In the run-up to the trial, which was due to begin 18 April, Dominion presented a series of briefs laying out the evidence that Fox News executives and its hosts knowingly broadcast false information. In a ruling to allow the case to go to trial, Superior Court Judge Eric Davis, who oversaw the lawsuit, ruled that it was “CRYSTAL clear that none of the statements relating to Dominion about the 2020 election are true,” which were made by Trump allies on Fox in the weeks after the election.
“The statements at issue were dramatically different than the truth,” Davis said.
The news outlet and its parent company were sanctioned by Davis just days before the trial was set to begin for withholding evidence from the plaintiff in the form of recorded conversations taped by an ex-producer, Abby Grossberg, who is also suing Fox.
While the company isn’t required to make any apologies to Dominion nor broadcast retractions as a part of the settlement deal it did release a statement. “We acknowledge the Court’s rulings finding certain claims about Dominion to be false. This settlement reflects FOX’s continued commitment to the highest journalistic standards,” the company said.
List of Fox News publications and broadcasts that Dominion says are false
In papers filed with the court Dominion argued that “Fox knew the truth. It knew the allegations against Dominion were ‘outlandish’ and ‘crazy’ and ‘ludicrous’ and ‘nuts.’”
“Yet it used the power and influence of its platform to promote that false story. Fox knew better.”
Specifically, Dominion presented internal messages prior to broadcasting the phony conspiracy theories as well as public statements on social media. CNN collected 16 such examples of the baseless election fraud allegations braodcast on-air from prominent pro-Trump election deniers Sidney Powell, Rudy Giuliani and Mike Lindell when interviewed by Jeanine Pirro, Lou Dobbs, Maria Bartiromo, Sean Hannity and Tucker Carlson among others at the network. As well as other statements and Twitter posts.
The claims were wide ranging but revolved around the bogus accusations that Dominion was responsible for election fraud through its voting machines which were designed to steal votes. Also that the company had ties to the leaders of Venezuela, Nicolas Maduro and the late Hugo Chavez. Additionally, that politicians had financial involvement in the company while others were receiving kickbacks to use the company’s machines.

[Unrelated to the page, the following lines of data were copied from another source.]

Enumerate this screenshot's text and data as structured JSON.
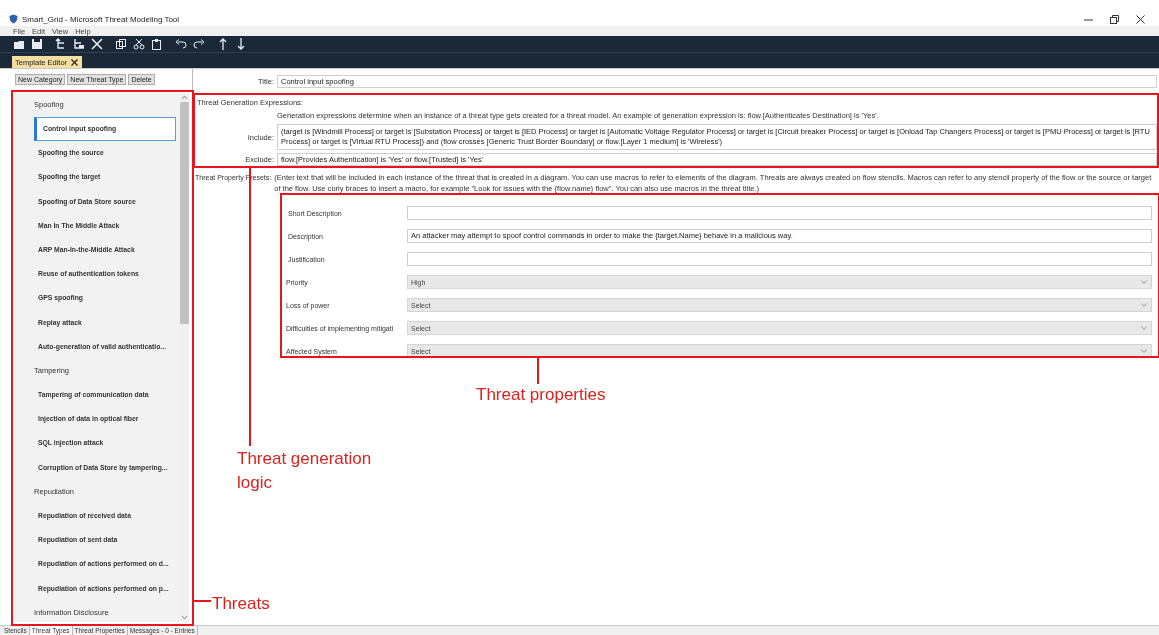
{
  "window": {
    "title": "Smart_Grid - Microsoft Threat Modeling Tool"
  },
  "menu": [
    "File",
    "Edit",
    "View",
    "Help"
  ],
  "document_tabs": [
    {
      "label": "Template Editor",
      "selected": true
    }
  ],
  "left_panel": {
    "buttons": [
      "New Category",
      "New Threat Type",
      "Delete"
    ],
    "threat_tree": [
      {
        "label": "Spoofing",
        "selected": false,
        "children": [
          {
            "label": "Control input spoofing",
            "selected": true
          },
          {
            "label": "Spoofing the source",
            "selected": false
          },
          {
            "label": "Spoofing the target",
            "selected": false
          },
          {
            "label": "Spoofing of Data Store source",
            "selected": false
          },
          {
            "label": "Man In The Middle Attack",
            "selected": false
          },
          {
            "label": "ARP Man-In-the-Middle Attack",
            "selected": false
          },
          {
            "label": "Reuse of authentication tokens",
            "selected": false
          },
          {
            "label": "GPS spoofing",
            "selected": false
          },
          {
            "label": "Replay attack",
            "selected": false
          },
          {
            "label": "Auto-generation of valid authenticatio...",
            "selected": false
          }
        ]
      },
      {
        "label": "Tampering",
        "selected": false,
        "children": [
          {
            "label": "Tampering of communication data",
            "selected": false
          },
          {
            "label": "Injection of data in optical fiber",
            "selected": false
          },
          {
            "label": "SQL injection attack",
            "selected": false
          },
          {
            "label": "Corruption of Data Store by tampering...",
            "selected": false
          }
        ]
      },
      {
        "label": "Repudiation",
        "selected": false,
        "children": [
          {
            "label": "Repudiation of received data",
            "selected": false
          },
          {
            "label": "Repudiation of sent data",
            "selected": false
          },
          {
            "label": "Repudiation of actions performed on d...",
            "selected": false
          },
          {
            "label": "Repudiation of actions performed on p...",
            "selected": false
          }
        ]
      },
      {
        "label": "Information Disclosure",
        "selected": false
      }
    ]
  },
  "editor": {
    "title_label": "Title:",
    "title_value": "Control input spoofing",
    "generation": {
      "heading": "Threat Generation Expressions:",
      "description": "Generation expressions determine when an instance of a threat type gets created for a threat model. An example of generation expression is: flow.[Authenticates Destination] is 'Yes'.",
      "include_label": "Include:",
      "include_value": "(target is [Windmill Process] or target is [Substation Process] or target is [IED Process] or target is [Automatic Voltage Regulator Process] or target is [Circuit breaker Process] or target is [Onload Tap Changers Process] or target is  [PMU Process] or  target is [RTU Process] or target is [Virtual RTU Process]) and (flow crosses  [Generic Trust Border Boundary] or  flow.[Layer 1 medium] is 'Wireless')",
      "exclude_label": "Exclude:",
      "exclude_value": "flow.[Provides Authentication] is 'Yes' or flow.[Trusted] is 'Yes'"
    },
    "presets": {
      "label": "Threat Property Presets:",
      "description": "(Enter text that will be included in each instance of the threat that is created in a diagram. You can use macros to refer to elements of the diagram. Threats are always created on flow stencils. Macros can refer to any stencil property of the flow or the source or target of the flow. Use curly braces to insert a macro, for example \"Look for issues with the {flow.name} flow\". You can also use macros in the threat title.)",
      "properties": [
        {
          "kind": "text",
          "label": "Short Description"
        },
        {
          "kind": "text",
          "label": "Description",
          "value": "An attacker may attempt to spoof control commands in order to make the {target.Name} behave in a malicious way."
        },
        {
          "kind": "text",
          "label": "Justification"
        },
        {
          "kind": "dropdown",
          "label": "Priority",
          "value": "High"
        },
        {
          "kind": "dropdown",
          "label": "Loss of power",
          "value": "Select"
        },
        {
          "kind": "dropdown",
          "label": "Difficulties of implementing mitigati",
          "value": "Select"
        },
        {
          "kind": "dropdown",
          "label": "Affected System",
          "value": "Select"
        }
      ]
    }
  },
  "bottom_tabs": [
    {
      "label": "Stencils",
      "selected": false
    },
    {
      "label": "Threat Types",
      "selected": true
    },
    {
      "label": "Threat Properties",
      "selected": false
    },
    {
      "label": "Messages - 0 - Entries",
      "selected": false
    }
  ],
  "annotations": [
    {
      "kind": "properties",
      "text": "Threat properties"
    },
    {
      "kind": "generation",
      "text": "Threat generation logic"
    },
    {
      "kind": "threats",
      "text": "Threats"
    }
  ]
}
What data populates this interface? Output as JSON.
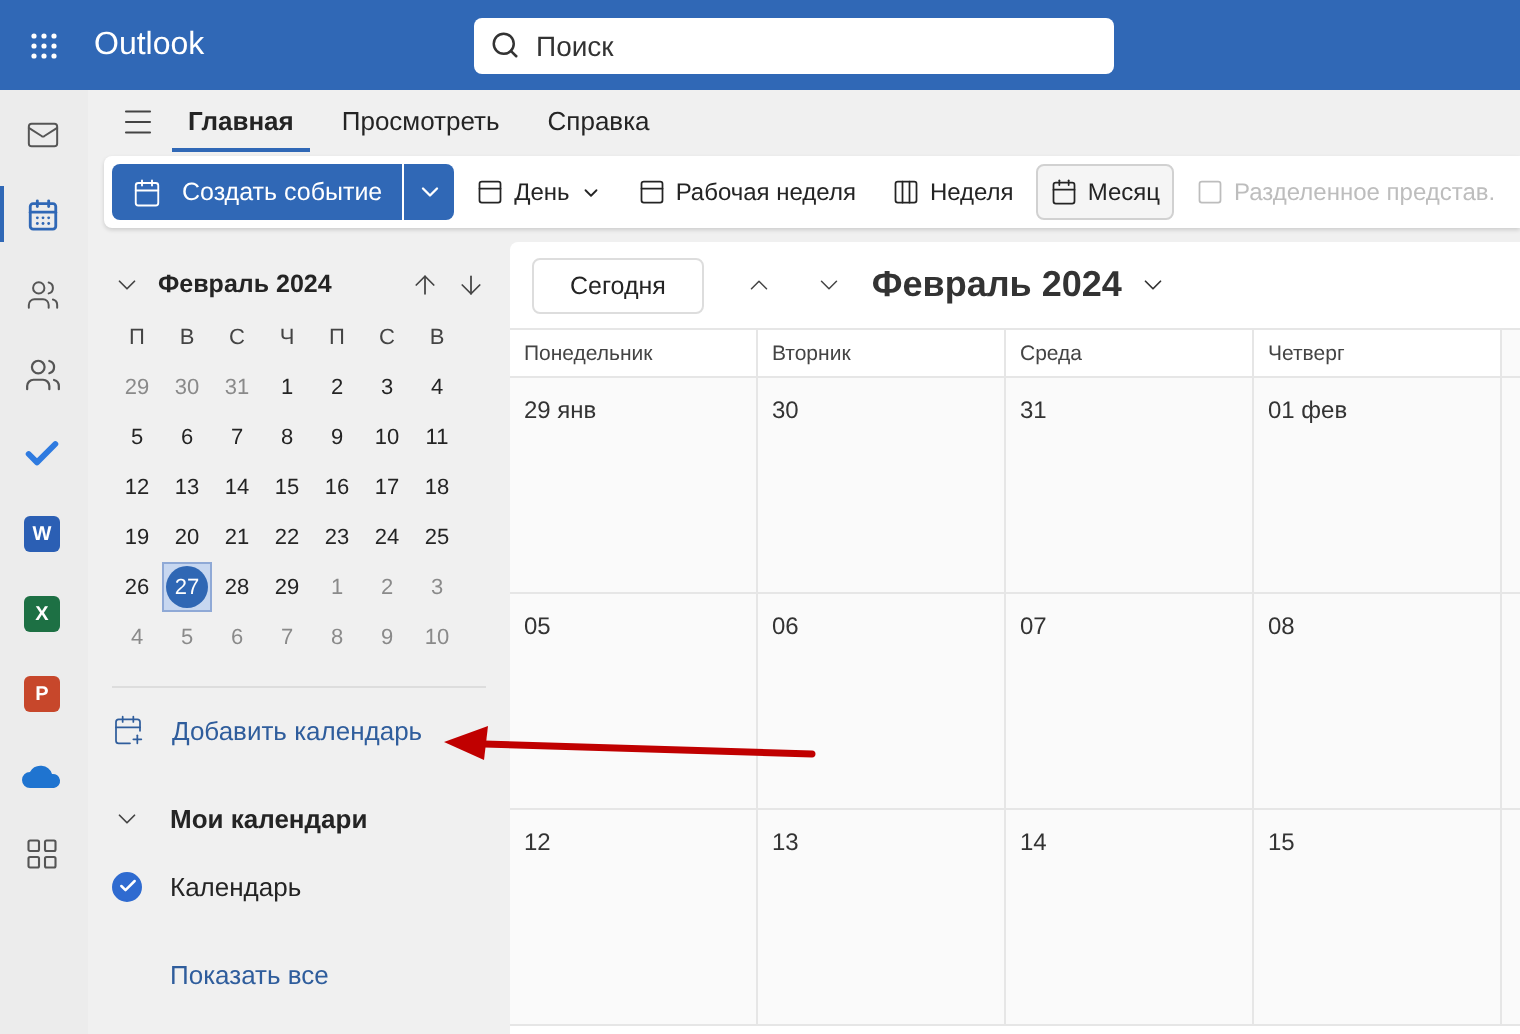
{
  "top_bar": {
    "app_name": "Outlook",
    "search": {
      "placeholder": "Поиск"
    }
  },
  "rail": [
    {
      "kind": "mail",
      "selected": false
    },
    {
      "kind": "calendar",
      "selected": true
    },
    {
      "kind": "people",
      "selected": false
    },
    {
      "kind": "groups",
      "selected": false
    },
    {
      "kind": "todo",
      "selected": false
    },
    {
      "kind": "app",
      "letter": "W",
      "color": "#2b5fb4",
      "selected": false
    },
    {
      "kind": "app",
      "letter": "X",
      "color": "#1d7044",
      "selected": false
    },
    {
      "kind": "app",
      "letter": "P",
      "color": "#c7472b",
      "selected": false
    },
    {
      "kind": "cloud",
      "selected": false
    },
    {
      "kind": "apps",
      "selected": false
    }
  ],
  "ribbon_tabs": [
    {
      "label": "Главная",
      "selected": true
    },
    {
      "label": "Просмотреть",
      "selected": false
    },
    {
      "label": "Справка",
      "selected": false
    }
  ],
  "toolbar": {
    "new_event": "Создать событие",
    "views": [
      {
        "label": "День",
        "kind": "day",
        "selected": false,
        "disabled": false,
        "dropdown": true
      },
      {
        "label": "Рабочая неделя",
        "kind": "workweek",
        "selected": false,
        "disabled": false,
        "dropdown": false
      },
      {
        "label": "Неделя",
        "kind": "week",
        "selected": false,
        "disabled": false,
        "dropdown": false
      },
      {
        "label": "Месяц",
        "kind": "month",
        "selected": true,
        "disabled": false,
        "dropdown": false
      },
      {
        "label": "Разделенное представ.",
        "kind": "split",
        "selected": false,
        "disabled": true,
        "dropdown": false
      }
    ]
  },
  "mini_calendar": {
    "title": "Февраль 2024",
    "weekdays": [
      "П",
      "В",
      "С",
      "Ч",
      "П",
      "С",
      "В"
    ],
    "weeks": [
      [
        {
          "day": "29",
          "muted": true,
          "selected": false
        },
        {
          "day": "30",
          "muted": true,
          "selected": false
        },
        {
          "day": "31",
          "muted": true,
          "selected": false
        },
        {
          "day": "1",
          "muted": false,
          "selected": false
        },
        {
          "day": "2",
          "muted": false,
          "selected": false
        },
        {
          "day": "3",
          "muted": false,
          "selected": false
        },
        {
          "day": "4",
          "muted": false,
          "selected": false
        }
      ],
      [
        {
          "day": "5",
          "muted": false,
          "selected": false
        },
        {
          "day": "6",
          "muted": false,
          "selected": false
        },
        {
          "day": "7",
          "muted": false,
          "selected": false
        },
        {
          "day": "8",
          "muted": false,
          "selected": false
        },
        {
          "day": "9",
          "muted": false,
          "selected": false
        },
        {
          "day": "10",
          "muted": false,
          "selected": false
        },
        {
          "day": "11",
          "muted": false,
          "selected": false
        }
      ],
      [
        {
          "day": "12",
          "muted": false,
          "selected": false
        },
        {
          "day": "13",
          "muted": false,
          "selected": false
        },
        {
          "day": "14",
          "muted": false,
          "selected": false
        },
        {
          "day": "15",
          "muted": false,
          "selected": false
        },
        {
          "day": "16",
          "muted": false,
          "selected": false
        },
        {
          "day": "17",
          "muted": false,
          "selected": false
        },
        {
          "day": "18",
          "muted": false,
          "selected": false
        }
      ],
      [
        {
          "day": "19",
          "muted": false,
          "selected": false
        },
        {
          "day": "20",
          "muted": false,
          "selected": false
        },
        {
          "day": "21",
          "muted": false,
          "selected": false
        },
        {
          "day": "22",
          "muted": false,
          "selected": false
        },
        {
          "day": "23",
          "muted": false,
          "selected": false
        },
        {
          "day": "24",
          "muted": false,
          "selected": false
        },
        {
          "day": "25",
          "muted": false,
          "selected": false
        }
      ],
      [
        {
          "day": "26",
          "muted": false,
          "selected": false
        },
        {
          "day": "27",
          "muted": false,
          "selected": true
        },
        {
          "day": "28",
          "muted": false,
          "selected": false
        },
        {
          "day": "29",
          "muted": false,
          "selected": false
        },
        {
          "day": "1",
          "muted": true,
          "selected": false
        },
        {
          "day": "2",
          "muted": true,
          "selected": false
        },
        {
          "day": "3",
          "muted": true,
          "selected": false
        }
      ],
      [
        {
          "day": "4",
          "muted": true,
          "selected": false
        },
        {
          "day": "5",
          "muted": true,
          "selected": false
        },
        {
          "day": "6",
          "muted": true,
          "selected": false
        },
        {
          "day": "7",
          "muted": true,
          "selected": false
        },
        {
          "day": "8",
          "muted": true,
          "selected": false
        },
        {
          "day": "9",
          "muted": true,
          "selected": false
        },
        {
          "day": "10",
          "muted": true,
          "selected": false
        }
      ]
    ]
  },
  "add_calendar": "Добавить календарь",
  "my_calendars": {
    "title": "Мои календари",
    "expanded": true,
    "items": [
      {
        "label": "Календарь",
        "checked": true
      }
    ]
  },
  "show_all": "Показать все",
  "month_view": {
    "today_button": "Сегодня",
    "title": "Февраль 2024",
    "columns": [
      "Понедельник",
      "Вторник",
      "Среда",
      "Четверг"
    ],
    "weeks": [
      [
        "29 янв",
        "30",
        "31",
        "01 фев"
      ],
      [
        "05",
        "06",
        "07",
        "08"
      ],
      [
        "12",
        "13",
        "14",
        "15"
      ]
    ]
  }
}
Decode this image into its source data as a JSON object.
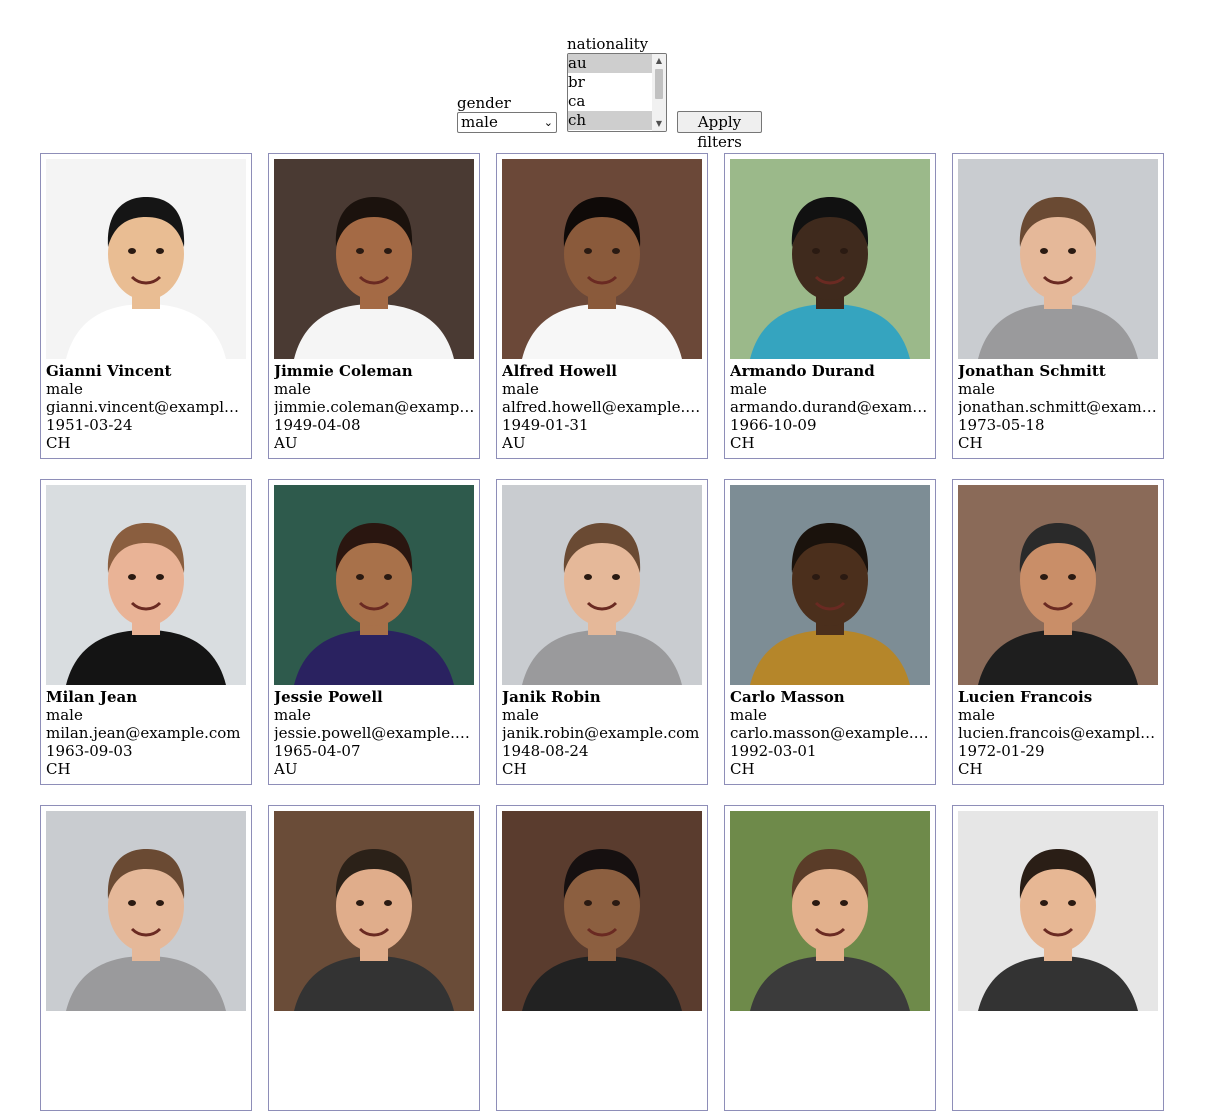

The audio tapes of conversations furthered Dominion’s claim that Fox News executives and hosts went forward with reporting despite being told that there was no evidence. Grossberg made the recordings as part of her work to help with her job and her lawyer said that they were handed over to Fox’s attorneys but never given to Dominion as part of the discovery process of the lawsuit. Judge Davis admonished the defense lawyers and gave Dominion the option of performing further discovery before the trial would begin.
Two examples presented on MSNBC’s “Alex Wagner Tonight” by Grossberg’s lawyer showed that there was no proof of fraud by Dominion. In one, Giuliani told Bartiromo when asked about evidence on the voting software in November 2020 “that’s a little harder to tell you -- it’s being analyzed right now.” In another, Trump officials in December 2020 were asked about audits of the voting machines to which they respond: “There weren’t any physical issues with the [voting] machines” and that “the audit came in pretty darn close to what the machine count was.”